Iron is an essential element that plants use to make chlorophyll. It is particularly important for plants with high growth rates and high levels of light. Therefore, if you notice the newest leaves on your plants are yellow or pale-looking from a lack of chlorophyll but the leaf veins are still dark-colored, then try dosing some Easy Iron. For more information on specific dosage guidelines, see our article about iron supplements.
4. Carbon easy
Fun fact: the liquid carbon products sold by aquarium companies – like Seachem Flourish Excel or API CO2 Booster – are not actually fertilizers and serve as poor substitutes for CO2 gas systems in planted tanks. Instead, these products usually contain glutaraldehyde, which is a fish- and invertebrate-safe algaecide commonly used to inhibit algae growth. Our version of liquid carbon, Easycarbon, is suitable for treating small amounts of algae.
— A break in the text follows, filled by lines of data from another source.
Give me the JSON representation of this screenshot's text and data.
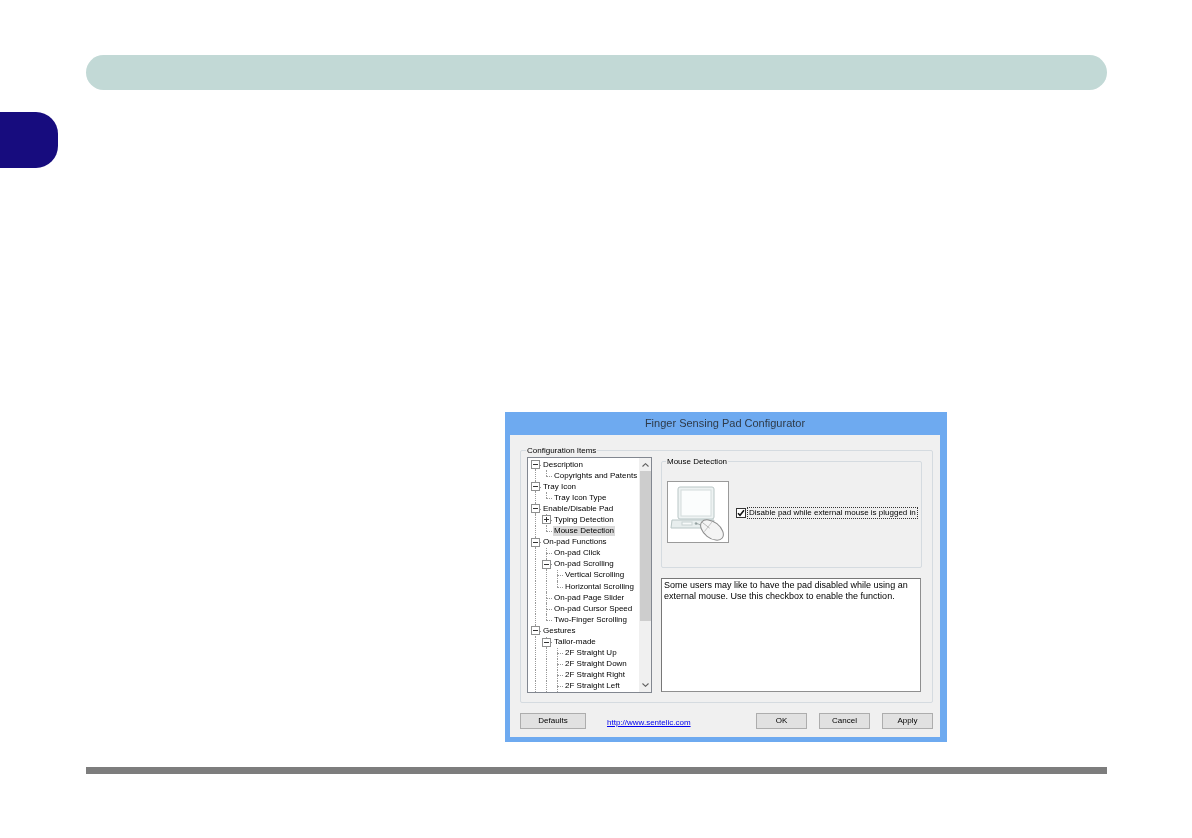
{
  "dialog": {
    "title": "Finger Sensing Pad Configurator",
    "config_group": {
      "label": "Configuration Items",
      "tree": {
        "items": [
          {
            "label": "Description",
            "expanded": true,
            "selected": false,
            "children": [
              {
                "label": "Copyrights and Patents",
                "selected": false
              }
            ]
          },
          {
            "label": "Tray Icon",
            "expanded": true,
            "selected": false,
            "children": [
              {
                "label": "Tray Icon Type",
                "selected": false
              }
            ]
          },
          {
            "label": "Enable/Disable Pad",
            "expanded": true,
            "selected": false,
            "children": [
              {
                "label": "Typing Detection",
                "expanded": false,
                "selected": false
              },
              {
                "label": "Mouse Detection",
                "selected": true
              }
            ]
          },
          {
            "label": "On-pad Functions",
            "expanded": true,
            "selected": false,
            "children": [
              {
                "label": "On-pad Click",
                "selected": false
              },
              {
                "label": "On-pad Scrolling",
                "expanded": true,
                "selected": false,
                "children": [
                  {
                    "label": "Vertical Scrolling",
                    "selected": false
                  },
                  {
                    "label": "Horizontal Scrolling",
                    "selected": false
                  }
                ]
              },
              {
                "label": "On-pad Page Slider",
                "selected": false
              },
              {
                "label": "On-pad Cursor Speed",
                "selected": false
              },
              {
                "label": "Two-Finger Scrolling",
                "selected": false
              }
            ]
          },
          {
            "label": "Gestures",
            "expanded": true,
            "selected": false,
            "children": [
              {
                "label": "Tailor-made",
                "expanded": true,
                "selected": false,
                "children": [
                  {
                    "label": "2F Straight Up",
                    "selected": false
                  },
                  {
                    "label": "2F Straight Down",
                    "selected": false
                  },
                  {
                    "label": "2F Straight Right",
                    "selected": false
                  },
                  {
                    "label": "2F Straight Left",
                    "selected": false
                  }
                ]
              }
            ]
          }
        ]
      },
      "detail_group": {
        "label": "Mouse Detection",
        "checkbox": {
          "label": "Disable pad while external mouse is plugged in",
          "checked": true,
          "focused": true
        }
      },
      "description": "Some users may like to have the pad disabled while using an external mouse. Use this checkbox to enable the function."
    },
    "footer": {
      "defaults_button": "Defaults",
      "link": "http://www.sentelic.com",
      "buttons": [
        {
          "label": "OK"
        },
        {
          "label": "Cancel"
        },
        {
          "label": "Apply"
        }
      ]
    }
  }
}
A pipette can be used to spot treat black beard algae or other difficult-to-remove alga.
Dosing Easy Carbon will not help if there is a lot of algae in the tank. The algae will grow back much faster than you can kill them. If the tank is heavily infested, it’s best to balance the lighting, fertilizer, CO2 and other factors. This will allow you to grow plants that can outcompete the algae. Liquid carbon is a good aid for treating the symptoms of an unbalanced tank but will not solve the root of the problem. Finally, don’t forget that liquid carbon can negatively affect more sensitive plants like mosses, vallisneria, anacharis, and Marimo moss balls so consider treating them a reduced amount. You can read more about liquid carbon in the article.
Aquarium Co-Op aims to make fertilization simple. We want to help people who don’t know how to grow plants, or those who struggle to keep them alive. Easy Green is the most important product for hobbyists. Easy Root Tabs can be purchased if they already have roots. Easy Iron can be helpful for tanks that are high in light and have red plants. Easy Carbon can also be used to combat algae problems. Check out the full Easy Fertilizer line to boost the growth of your planted aquarium.